Falta de sombra en la calle Vía Ibérica

Dada la situación climática a la que nos enfrentamos, considero totalmente inhabitable y totalmente peligroso para la salud el estado de la calle Vía Ibérica por los siguientes motivos: - No hay prácticamente tramos de sombra en toda la vía, a excepción de unos cuantos pinos en una de las aceras a la altura de la parada de tranvía de Argualas, que por desgracia apenas dan sombra al peató pese a su imponente altura (por favor, con esto no pido que se talen estos árboles, sino que se facilite otra solución que proporcione sombra adicional). - Las características de la vía incrementan la sensación de calor, por ser exclusivamente de asfalto y por recibir el calor de las cuatro vías de coche más la del tranvía. Caminar en el canal, el puente cercano a la Fuente de los Incrédulos, es completamente asfixiante, sobre todo cuanto circulan autobuses que desprenden gases muy calientes y se paran en el semáforo colocado al lado de la acera, junto a los peatones. - Hay multitud de pasos de cebra en los que hay que esperar largos ratos dada la gran cantidad de vehículos y el paso del tranvía, por supuesto al sol. Como resultado de las interminables esperas en condiciones casi inhumanas, con temperaturas que muchas veces ascienden a los 38-40 grados, mucha gente se salta los semáforos en rojo, lo que en algún momento podría incluso desencadenar el atropello de algún peatón, ya sea por un coche o por el tranvía.
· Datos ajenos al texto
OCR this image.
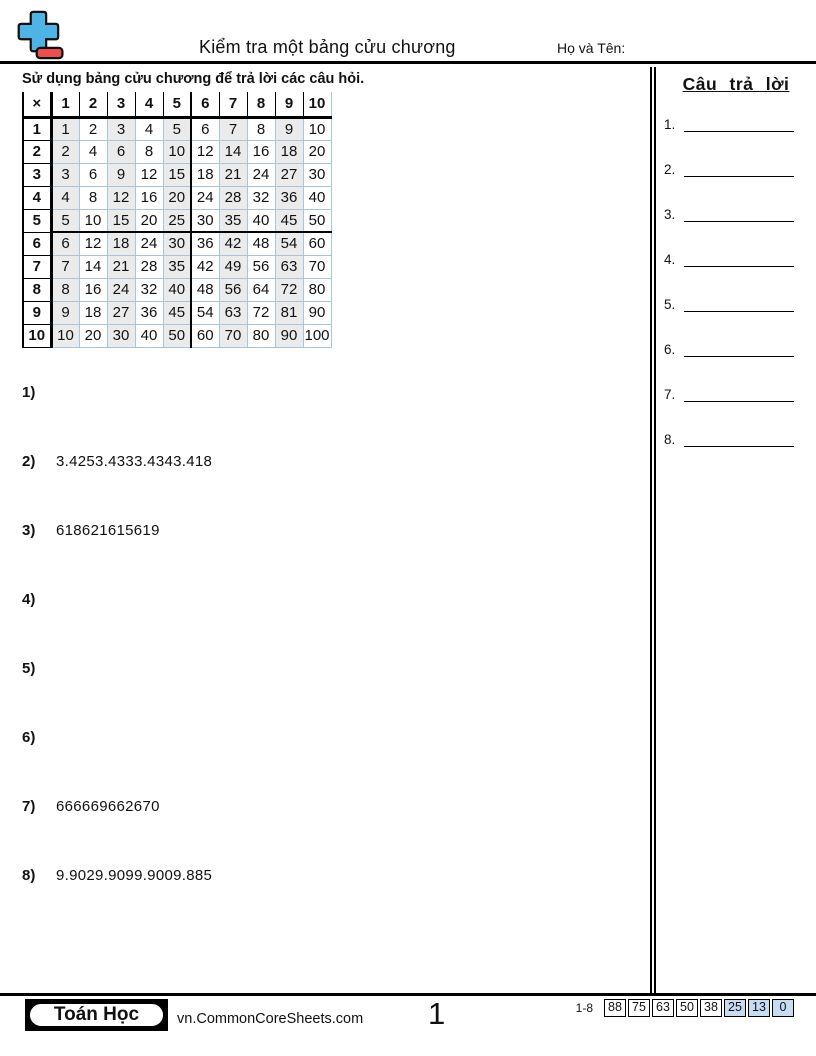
Kiểm tra một bảng cửu chương	Họ và Tên:
Sử dụng bảng cửu chương để trả lời các câu hỏi.
×	1	2	3	4	5	6	7	8	9	10
1	1	2	3	4	5	6	7	8	9	10
2	2	4	6	8	10	12	14	16	18	20
3	3	6	9	12	15	18	21	24	27	30
4	4	8	12	16	20	24	28	32	36	40
5	5	10	15	20	25	30	35	40	45	50
6	6	12	18	24	30	36	42	48	54	60
7	7	14	21	28	35	42	49	56	63	70
8	8	16	24	32	40	48	56	64	72	80
9	9	18	27	36	45	54	63	72	81	90
10	10	20	30	40	50	60	70	80	90	100
1)
2)	3.4253.4333.4343.418
3)	618621615619
4)
5)
6)
7)	666669662670
8)	9.9029.9099.9009.885
Câu trả lời
1.
2.
3.
4.
5.
6.
7.
8.
Toán Học	vn.CommonCoreSheets.com 1	1-8	88 75 63 50 38 25 13	0
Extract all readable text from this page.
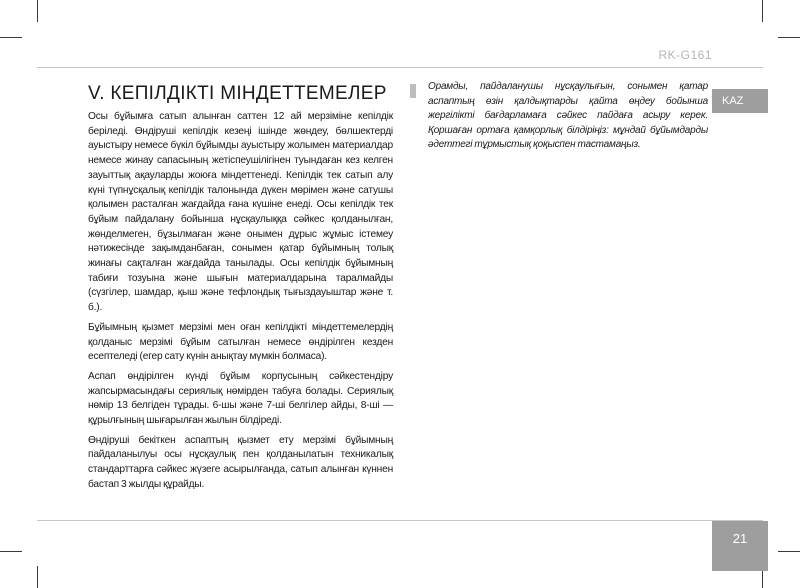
RK-G161
KAZ
V. КЕПІЛДІКТІ МІНДЕТТЕМЕЛЕР

Осы бұйымға сатып алынған саттен 12 ай мерзіміне кепілдік беріледі. Өндіруші кепілдік кезеңі ішінде жөндеу, бөлшектерді ауыстыру немесе бүкіл бұйымды ауыстыру жолымен материалдар немесе жинау сапасының жетіспеушілігінен туындаған кез келген зауыттық ақауларды жоюға міндеттенеді. Кепілдік тек сатып алу күні түпнұсқалық кепілдік талонында дүкен мөрімен және сатушы қолымен расталған жағдайда ғана күшіне енеді. Осы кепілдік тек бұйым пайдалану бойынша нұсқаулыққа сәйкес қолданылған, жөнделмеген, бұзылмаған және онымен дұрыс жұмыс істемеу нәтижесінде зақымданбаған, сонымен қатар бұйымның толық жинағы сақталған жағдайда танылады. Осы кепілдік бұйымның табиғи тозуына және шығын материалдарына таралмайды (сүзгілер, шамдар, қыш және тефлондық тығыздауыштар және т. б.).

Бұйымның қызмет мерзімі мен оған кепілдікті міндеттемелердің қолданыс мерзімі бұйым сатылған немесе өндірілген кезден есептеледі (егер сату күнін анықтау мүмкін болмаса).

Аспап өндірілген күнді бұйым корпусының сәйкестендіру жапсырмасындағы сериялық нөмірден табуға болады. Сериялық нөмір 13 белгіден тұрады. 6-шы және 7-ші белгілер айды, 8-ші — құрылғының шығарылған жылын білдіреді.

Өндіруші бекіткен аспаптың қызмет ету мерзімі бұйымның пайдаланылуы осы нұсқаулық пен қолданылатын техникалық стандарттарға сәйкес жүзеге асырылғанда, сатып алынған күннен бастап 3 жылды құрайды.

Орамды, пайдаланушы нұсқаулығын, сонымен қатар аспаптың өзін қалдықтарды қайта өңдеу бойынша жергілікті бағдарламаға сәйкес пайдаға асыру керек. Қоршаған ортаға қамқорлық білдіріңіз: мұндай бұйымдарды әдеттегі тұрмыстық қоқыспен тастамаңыз.

21
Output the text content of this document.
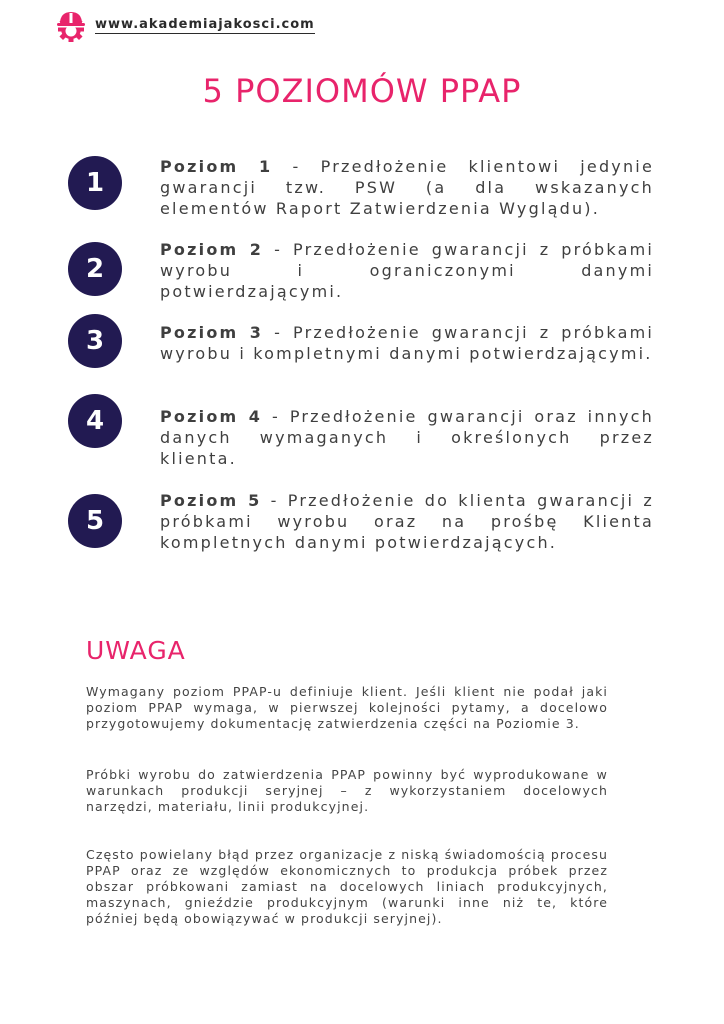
www.akademiajakosci.com
5 POZIOMÓW PPAP
1

Poziom 1 - Przedłożenie klientowi jedynie gwarancji tzw. PSW (a dla wskazanych elementów Raport Zatwierdzenia Wyglądu).

2

Poziom 2 - Przedłożenie gwarancji z próbkami wyrobu i ograniczonymi danymi potwierdzającymi.

3	Poziom 3 - Przedłożenie gwarancji z próbkami wyrobu i kompletnymi danymi potwierdzającymi.

4	Poziom 4 - Przedłożenie gwarancji oraz innych danych wymaganych i określonych przez klienta.

5

Poziom 5 - Przedłożenie do klienta gwarancji z próbkami wyrobu oraz na prośbę Klienta kompletnych danymi potwierdzających.

UWAGA

Wymagany poziom PPAP-u definiuje klient. Jeśli klient nie podał jaki poziom PPAP wymaga, w pierwszej kolejności pytamy, a docelowo przygotowujemy dokumentację zatwierdzenia części na Poziomie 3.

Próbki wyrobu do zatwierdzenia PPAP powinny być wyprodukowane w warunkach produkcji seryjnej – z wykorzystaniem docelowych narzędzi, materiału, linii produkcyjnej.

Często powielany błąd przez organizacje z niską świadomością procesu PPAP oraz ze względów ekonomicznych to produkcja próbek przez obszar próbkowani zamiast na docelowych liniach produkcyjnych, maszynach, gnieździe produkcyjnym (warunki inne niż te, które później będą obowiązywać w produkcji seryjnej).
No sé cuál puede ser la solución, por eso me dirijo a ustedes pidiendo que, como expertos en urbanismo, se replanteen la situación de esta calle. Actualmente las altas temperaturas duran muchos meses y los vecinos del barrio necesitamos soluciones prácticas que nos permitan caminar por la ciudad y no tener que recurrir constantemente al coche, dado que además el uso de vehículos aumenta todavía más la temperatura de la ciudad. Extiendo además esta falta de sombra al parque de Casablanca, IMPOSIBLE de utilizar en cuanto hace un poco de calor por estar totalmente al sol. Los niños se merecen un parque integrado en la naturaleza, con árboles que les cobijen para poder jugar y vivir en una ciudad que respete sus ritmos y necesidades. Gracias.